Mustapha Ramid est l’un des dirigeants les plus en vue du PJD, à la fois respecté et redouté. Ministre de la Justice et des Libertés durant ces 5 dernières années, il a été très exposé durant la législature qui s’est achevée vendredi 7 octobre. Ces derniers jours, il a eu un comportement particulier qu’il faut relever, de même que celui de son chef Abdelilah Benkirane. La campagne a montré bien des choses.

Acte 1 : Le statut facebook du 18 septembre. Mustapha Ramid, coprésident avec Mohamed Hassad de la Commission de suivi des élections, publie un statut Facebook disant qu’il se passe des choses bizarres et étranges et qu’il rejette toute responsabilité dans ce qui pourrait advenir durant de la campagne électorale et lors su scrutin. Il se désolidarise donc totalement de son collègue de l’Intérieur et le place dans une position défensive et fébrile.

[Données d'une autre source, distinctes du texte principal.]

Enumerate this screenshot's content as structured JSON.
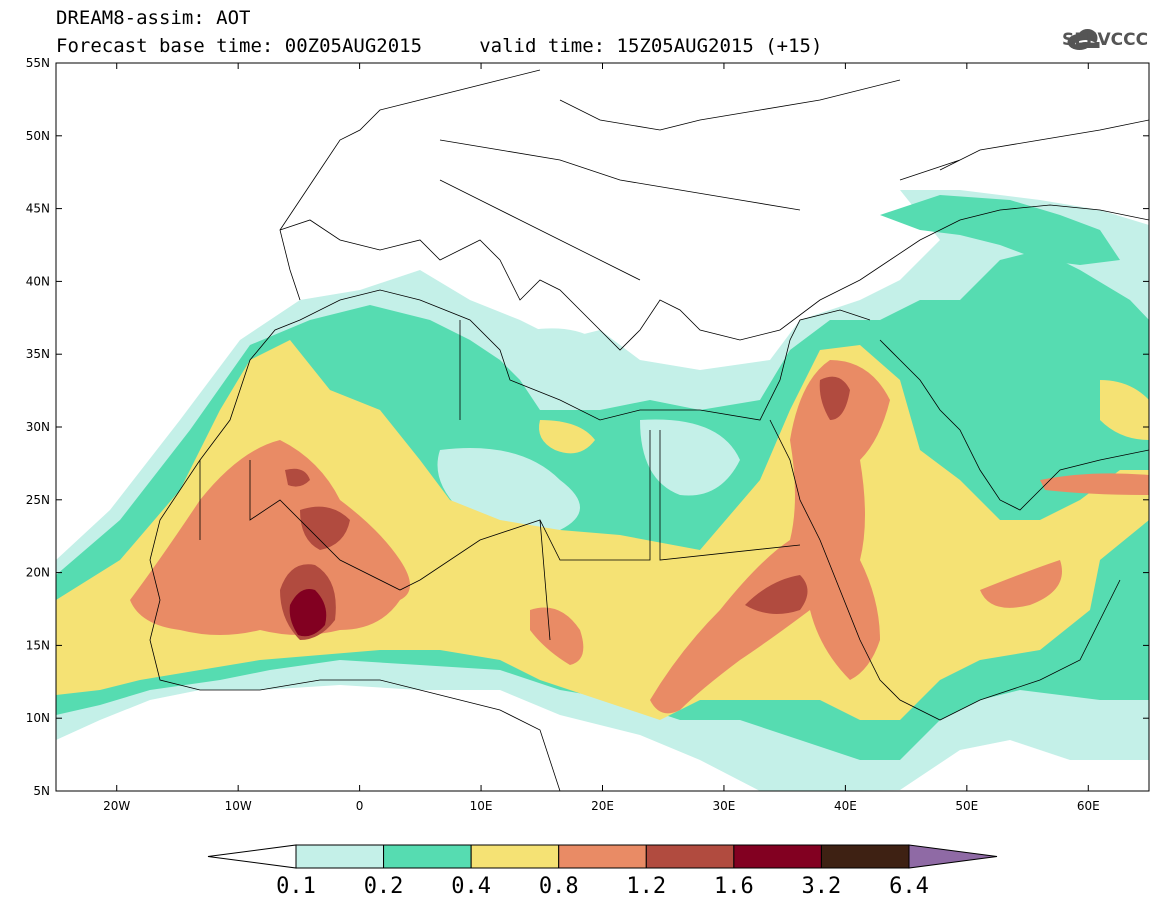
{
  "header": {
    "title_line_1": "DREAM8-assim: AOT",
    "title_line_2": "Forecast base time: 00Z05AUG2015     valid time: 15Z05AUG2015 (+15)"
  },
  "logo": {
    "text": "SEEVCCC",
    "icon": "cloud-logo-icon"
  },
  "map": {
    "lat_labels": [
      "55N",
      "50N",
      "45N",
      "40N",
      "35N",
      "30N",
      "25N",
      "20N",
      "15N",
      "10N",
      "5N"
    ],
    "lat_values": [
      55,
      50,
      45,
      40,
      35,
      30,
      25,
      20,
      15,
      10,
      5
    ],
    "lon_labels": [
      "20W",
      "10W",
      "0",
      "10E",
      "20E",
      "30E",
      "40E",
      "50E",
      "60E"
    ],
    "lon_values": [
      -20,
      -10,
      0,
      10,
      20,
      30,
      40,
      50,
      60
    ],
    "extent": {
      "lon_min": -25,
      "lon_max": 65,
      "lat_min": 5,
      "lat_max": 55
    }
  },
  "colorbar": {
    "labels": [
      "0.1",
      "0.2",
      "0.4",
      "0.8",
      "1.2",
      "1.6",
      "3.2",
      "6.4"
    ],
    "colors": [
      "#ffffff",
      "#c4f0e8",
      "#56dcb1",
      "#f5e274",
      "#e98b65",
      "#b14b3f",
      "#820021",
      "#3e2113",
      "#8f6aa5"
    ]
  }
}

Acte 2 : Lors de la soirée d’annonce des résultats, c’est le seul ministre de l’Intérieur Mohamed Hassad qui vient devant les caméras, accompagné de son ministre délégué Draïss. Mustapha Ramid n’est pas présent, mais il est en revanche au siège de son parti, alors même qu’il aurait dû se trouver aux commandes de l’opération de dépouillement. Encore une fois, il se désolidarise, et affiche son appartenance au parti plus qu’au gouvernement.

Acte 3 : Abdelilah Benkirane n’en peut plus d’attendre l’annonce des résultats, alors il va au-devant des caméras et affirme que le PJD est arrivé premier, devançant le ministre de l’Intérieur. Le geste n’est pas passé inaperçu par Mohamed Hassad qui a eu une tirade contre le PJD lors de son allocution sur les résultats.

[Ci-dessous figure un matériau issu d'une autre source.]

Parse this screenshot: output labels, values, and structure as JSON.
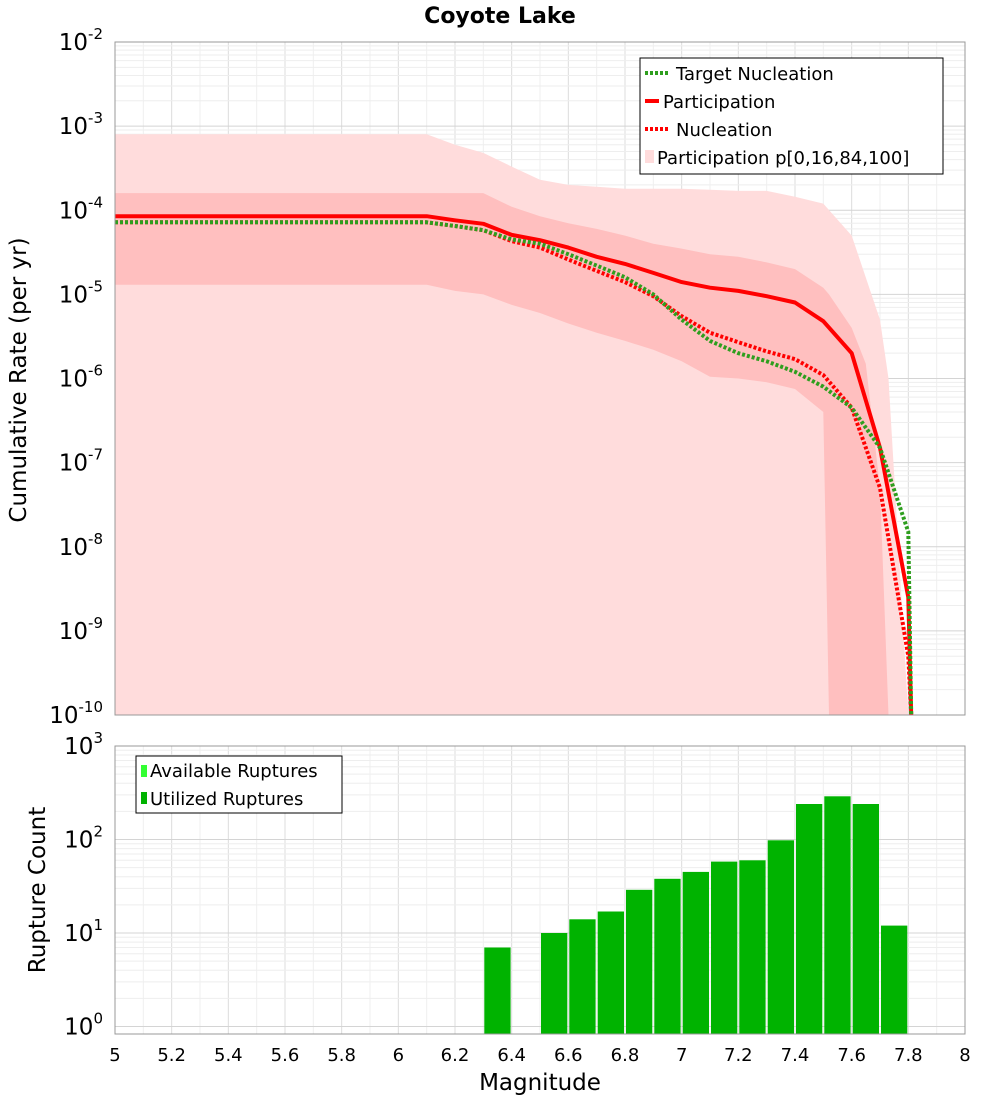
{
  "chart_data": [
    {
      "type": "line",
      "title": "Coyote Lake",
      "xlabel": "",
      "ylabel": "Cumulative Rate (per yr)",
      "yscale": "log",
      "xlim": [
        5,
        8
      ],
      "ylim_exponents": [
        -10,
        -2
      ],
      "ytick_exponents": [
        -10,
        -9,
        -8,
        -7,
        -6,
        -5,
        -4,
        -3,
        -2
      ],
      "legend_position": "top-right",
      "grid": true,
      "legend": [
        "Target Nucleation",
        "Participation",
        "Nucleation",
        "Participation p[0,16,84,100]"
      ],
      "series": [
        {
          "name": "Target Nucleation",
          "style": "dotted",
          "color": "#2e9e1e",
          "x": [
            5.0,
            5.5,
            6.0,
            6.1,
            6.2,
            6.3,
            6.4,
            6.5,
            6.6,
            6.7,
            6.8,
            6.9,
            7.0,
            7.1,
            7.2,
            7.3,
            7.4,
            7.5,
            7.6,
            7.7,
            7.8,
            7.81
          ],
          "y": [
            7.2e-05,
            7.2e-05,
            7.2e-05,
            7.2e-05,
            6.5e-05,
            5.8e-05,
            4.5e-05,
            4e-05,
            3e-05,
            2.2e-05,
            1.6e-05,
            1e-05,
            5e-06,
            2.8e-06,
            2e-06,
            1.6e-06,
            1.2e-06,
            8e-07,
            4.5e-07,
            1.5e-07,
            1.5e-08,
            1e-10
          ]
        },
        {
          "name": "Participation",
          "style": "solid",
          "color": "#ff0000",
          "x": [
            5.0,
            5.5,
            6.0,
            6.1,
            6.2,
            6.3,
            6.4,
            6.5,
            6.6,
            6.7,
            6.8,
            6.9,
            7.0,
            7.1,
            7.2,
            7.3,
            7.4,
            7.5,
            7.6,
            7.7,
            7.8,
            7.81
          ],
          "y": [
            8.5e-05,
            8.5e-05,
            8.5e-05,
            8.5e-05,
            7.6e-05,
            6.9e-05,
            5.1e-05,
            4.4e-05,
            3.6e-05,
            2.8e-05,
            2.3e-05,
            1.8e-05,
            1.4e-05,
            1.2e-05,
            1.1e-05,
            9.5e-06,
            8e-06,
            4.8e-06,
            2e-06,
            1.5e-07,
            2.5e-09,
            1e-10
          ]
        },
        {
          "name": "Nucleation",
          "style": "dotted",
          "color": "#ff0000",
          "x": [
            5.0,
            5.5,
            6.0,
            6.1,
            6.2,
            6.3,
            6.4,
            6.5,
            6.6,
            6.7,
            6.8,
            6.9,
            7.0,
            7.1,
            7.2,
            7.3,
            7.4,
            7.5,
            7.6,
            7.7,
            7.8,
            7.81
          ],
          "y": [
            7.2e-05,
            7.2e-05,
            7.2e-05,
            7.2e-05,
            6.5e-05,
            5.8e-05,
            4.3e-05,
            3.6e-05,
            2.6e-05,
            1.9e-05,
            1.4e-05,
            9.5e-06,
            5.5e-06,
            3.5e-06,
            2.7e-06,
            2.1e-06,
            1.7e-06,
            1.1e-06,
            4.5e-07,
            5e-08,
            5e-10,
            1e-10
          ]
        }
      ],
      "bands": [
        {
          "name": "Participation p[0,16,84,100]",
          "color": "#ffdcdc",
          "x": [
            5.0,
            5.5,
            6.0,
            6.1,
            6.2,
            6.3,
            6.4,
            6.5,
            6.6,
            6.7,
            6.8,
            6.9,
            7.0,
            7.1,
            7.2,
            7.3,
            7.4,
            7.5,
            7.6,
            7.7,
            7.73,
            7.8
          ],
          "upper": [
            0.0008,
            0.0008,
            0.0008,
            0.0008,
            0.0006,
            0.00048,
            0.00033,
            0.00023,
            0.0002,
            0.00019,
            0.00018,
            0.00018,
            0.00018,
            0.000175,
            0.00017,
            0.00017,
            0.000145,
            0.00012,
            5e-05,
            5e-06,
            1e-06,
            1e-10
          ],
          "lower": [
            1e-10,
            1e-10,
            1e-10,
            1e-10,
            1e-10,
            1e-10,
            1e-10,
            1e-10,
            1e-10,
            1e-10,
            1e-10,
            1e-10,
            1e-10,
            1e-10,
            1e-10,
            1e-10,
            1e-10,
            1e-10,
            1e-10,
            1e-10,
            1e-10,
            1e-10
          ]
        },
        {
          "name": "p16-p84",
          "color": "#ffbfbf",
          "x": [
            5.0,
            5.5,
            6.0,
            6.1,
            6.2,
            6.3,
            6.4,
            6.5,
            6.6,
            6.7,
            6.8,
            6.9,
            7.0,
            7.1,
            7.2,
            7.3,
            7.4,
            7.5,
            7.52,
            7.6,
            7.65,
            7.7,
            7.73
          ],
          "upper": [
            0.00016,
            0.00016,
            0.00016,
            0.00016,
            0.00016,
            0.00016,
            0.00011,
            8.5e-05,
            7e-05,
            6e-05,
            5e-05,
            4e-05,
            3.5e-05,
            3e-05,
            2.8e-05,
            2.4e-05,
            2e-05,
            1.2e-05,
            1e-05,
            4e-06,
            1.5e-06,
            5e-08,
            1e-10
          ],
          "lower": [
            1.3e-05,
            1.3e-05,
            1.3e-05,
            1.3e-05,
            1.1e-05,
            1e-05,
            7.5e-06,
            6e-06,
            4.5e-06,
            3.5e-06,
            2.8e-06,
            2.2e-06,
            1.6e-06,
            1.05e-06,
            1e-06,
            9e-07,
            7.5e-07,
            4e-07,
            1e-10,
            1e-10,
            1e-10,
            1e-10,
            1e-10
          ]
        }
      ]
    },
    {
      "type": "bar",
      "title": "",
      "xlabel": "Magnitude",
      "ylabel": "Rupture Count",
      "yscale": "log",
      "xlim": [
        5,
        8
      ],
      "ylim_exponents": [
        0,
        3
      ],
      "ytick_exponents": [
        0,
        1,
        2,
        3
      ],
      "xticks": [
        "5",
        "5.2",
        "5.4",
        "5.6",
        "5.8",
        "6",
        "6.2",
        "6.4",
        "6.6",
        "6.8",
        "7",
        "7.2",
        "7.4",
        "7.6",
        "7.8",
        "8"
      ],
      "legend_position": "top-left",
      "grid": true,
      "legend": [
        "Available Ruptures",
        "Utilized Ruptures"
      ],
      "colors": {
        "available": "#33ff33",
        "utilized": "#00b300"
      },
      "bin_width": 0.1,
      "bins": [
        {
          "x": 6.35,
          "value": 7
        },
        {
          "x": 6.55,
          "value": 10
        },
        {
          "x": 6.65,
          "value": 14
        },
        {
          "x": 6.75,
          "value": 17
        },
        {
          "x": 6.85,
          "value": 29
        },
        {
          "x": 6.95,
          "value": 38
        },
        {
          "x": 7.05,
          "value": 45
        },
        {
          "x": 7.15,
          "value": 58
        },
        {
          "x": 7.25,
          "value": 60
        },
        {
          "x": 7.35,
          "value": 98
        },
        {
          "x": 7.45,
          "value": 240
        },
        {
          "x": 7.55,
          "value": 290
        },
        {
          "x": 7.65,
          "value": 240
        },
        {
          "x": 7.75,
          "value": 12
        }
      ]
    }
  ]
}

Acte 4 : Mustapha Ramid accompagnait, selon les médias, sans que cela ne soit démenti, son patron Abdelilah Benkirane au palais royal de Casablanca où ce dernier devait être reçu par Mohammed VI pour y être nommé chef du gouvernement. L’acte n’a aucune signification légale mais est indicateur de plusieurs choses. D’abord, qu’il y a de grandes chances pour que Ramidl soit reconduit au ministère de la Justice. Ensuite, qu’il est désormais consacré comme numéro 2 du PJD, une fonction qu’il remplira certainement très convenablement, en lieu et place de Saâdeddine Elotmani.

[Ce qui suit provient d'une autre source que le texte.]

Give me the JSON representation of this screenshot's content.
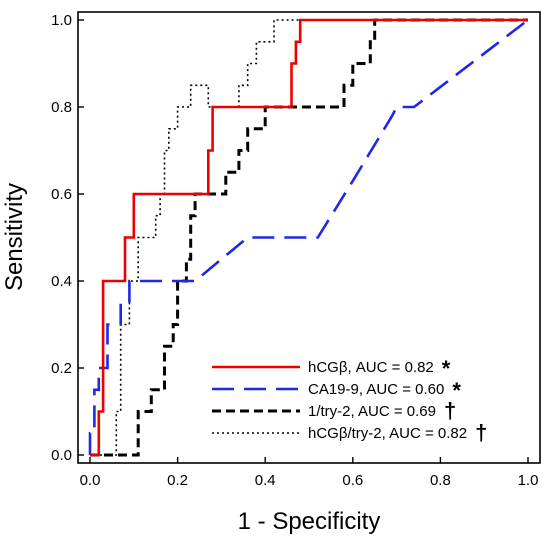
{
  "chart_data": {
    "type": "line",
    "title": "",
    "xlabel": "1 - Specificity",
    "ylabel": "Sensitivity",
    "xlim": [
      0.0,
      1.0
    ],
    "ylim": [
      0.0,
      1.0
    ],
    "xticks": [
      0.0,
      0.2,
      0.4,
      0.6,
      0.8,
      1.0
    ],
    "yticks": [
      0.0,
      0.2,
      0.4,
      0.6,
      0.8,
      1.0
    ],
    "xtick_labels": [
      "0.0",
      "0.2",
      "0.4",
      "0.6",
      "0.8",
      "1.0"
    ],
    "ytick_labels": [
      "0.0",
      "0.2",
      "0.4",
      "0.6",
      "0.8",
      "1.0"
    ],
    "grid": false,
    "legend_position": "bottom-right",
    "series": [
      {
        "name": "hCGβ, AUC = 0.82",
        "mark": "*",
        "color": "#ee0000",
        "style": "solid",
        "x": [
          0.0,
          0.02,
          0.02,
          0.03,
          0.03,
          0.08,
          0.08,
          0.1,
          0.1,
          0.12,
          0.12,
          0.27,
          0.27,
          0.28,
          0.28,
          0.46,
          0.46,
          0.47,
          0.47,
          0.48,
          0.48,
          1.0
        ],
        "y": [
          0.0,
          0.0,
          0.1,
          0.1,
          0.4,
          0.4,
          0.5,
          0.5,
          0.6,
          0.6,
          0.6,
          0.6,
          0.7,
          0.7,
          0.8,
          0.8,
          0.9,
          0.9,
          0.95,
          0.95,
          1.0,
          1.0
        ]
      },
      {
        "name": "CA19-9, AUC = 0.60",
        "mark": "*",
        "color": "#1e28e6",
        "style": "long-dash",
        "x": [
          0.0,
          0.0,
          0.01,
          0.01,
          0.02,
          0.02,
          0.04,
          0.04,
          0.07,
          0.07,
          0.09,
          0.09,
          0.24,
          0.36,
          0.52,
          0.6,
          0.69,
          0.7,
          0.74,
          1.0
        ],
        "y": [
          0.0,
          0.05,
          0.05,
          0.15,
          0.15,
          0.2,
          0.2,
          0.3,
          0.3,
          0.35,
          0.35,
          0.4,
          0.4,
          0.5,
          0.5,
          0.63,
          0.78,
          0.8,
          0.8,
          1.0
        ]
      },
      {
        "name": "1/try-2, AUC = 0.69",
        "mark": "†",
        "color": "#000000",
        "style": "dash",
        "x": [
          0.0,
          0.11,
          0.11,
          0.14,
          0.14,
          0.17,
          0.17,
          0.19,
          0.19,
          0.2,
          0.2,
          0.22,
          0.22,
          0.23,
          0.23,
          0.24,
          0.24,
          0.31,
          0.31,
          0.34,
          0.34,
          0.36,
          0.36,
          0.4,
          0.4,
          0.58,
          0.58,
          0.6,
          0.6,
          0.64,
          0.64,
          0.65,
          0.65,
          1.0
        ],
        "y": [
          0.0,
          0.0,
          0.1,
          0.1,
          0.15,
          0.15,
          0.25,
          0.25,
          0.3,
          0.3,
          0.4,
          0.4,
          0.45,
          0.45,
          0.55,
          0.55,
          0.6,
          0.6,
          0.65,
          0.65,
          0.7,
          0.7,
          0.75,
          0.75,
          0.8,
          0.8,
          0.85,
          0.85,
          0.9,
          0.9,
          0.95,
          0.95,
          1.0,
          1.0
        ]
      },
      {
        "name": "hCGβ/try-2, AUC = 0.82",
        "mark": "†",
        "color": "#000000",
        "style": "dotted",
        "x": [
          0.0,
          0.06,
          0.06,
          0.07,
          0.07,
          0.09,
          0.09,
          0.11,
          0.11,
          0.15,
          0.15,
          0.16,
          0.16,
          0.17,
          0.17,
          0.18,
          0.18,
          0.2,
          0.2,
          0.23,
          0.23,
          0.27,
          0.27,
          0.34,
          0.34,
          0.36,
          0.36,
          0.38,
          0.38,
          0.42,
          0.42,
          0.44,
          0.44,
          1.0
        ],
        "y": [
          0.0,
          0.0,
          0.1,
          0.1,
          0.3,
          0.3,
          0.4,
          0.4,
          0.5,
          0.5,
          0.55,
          0.55,
          0.6,
          0.6,
          0.7,
          0.7,
          0.75,
          0.75,
          0.8,
          0.8,
          0.85,
          0.85,
          0.8,
          0.8,
          0.85,
          0.85,
          0.9,
          0.9,
          0.95,
          0.95,
          1.0,
          1.0,
          1.0,
          1.0
        ]
      }
    ]
  }
}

Lors d’une récente conférence tenue dans les locaux de l’Institut marocain des relations internationales, le constitutionnaliste Mustapha Sehimi avait une cette prémonition, deux jours avant le scrutin : « Si le chef du gouvernement est reconduit, nous aurons un autre Benkirane, qui n’était pas celui de la législature 2011-2016 ». On en voit se dessiner les contours, à travers une foule de petits détails :

1/ Lors de la campagne électorale, tout le monde aura remarqué la prééminence de la première personne du singulier dans les phrases de Benkirane :

2/ Le chef du gouvernement s’adresse directement au peuple, qu’il dit vouloir appeler aux urnes s’il ne parvient pas à former de majorité, dans le cas où il serait reconduit ;

3/ Il s’attaque directement au ministre de l’Intérieur, alors que jusque-là il se retenait de le faire ;

4/ Il a devancé Mohamed Hassad pour annoncer sa première place du PJD dans ces élections.

Benkirane II n’est pas Benkirane I, comme le disait Sehimi. Il reste à former le vœu qu’il s’inscrira davantage dans une vision sécularisée de sa fonction, et qu’il se montrera moins clivant sur le plan social.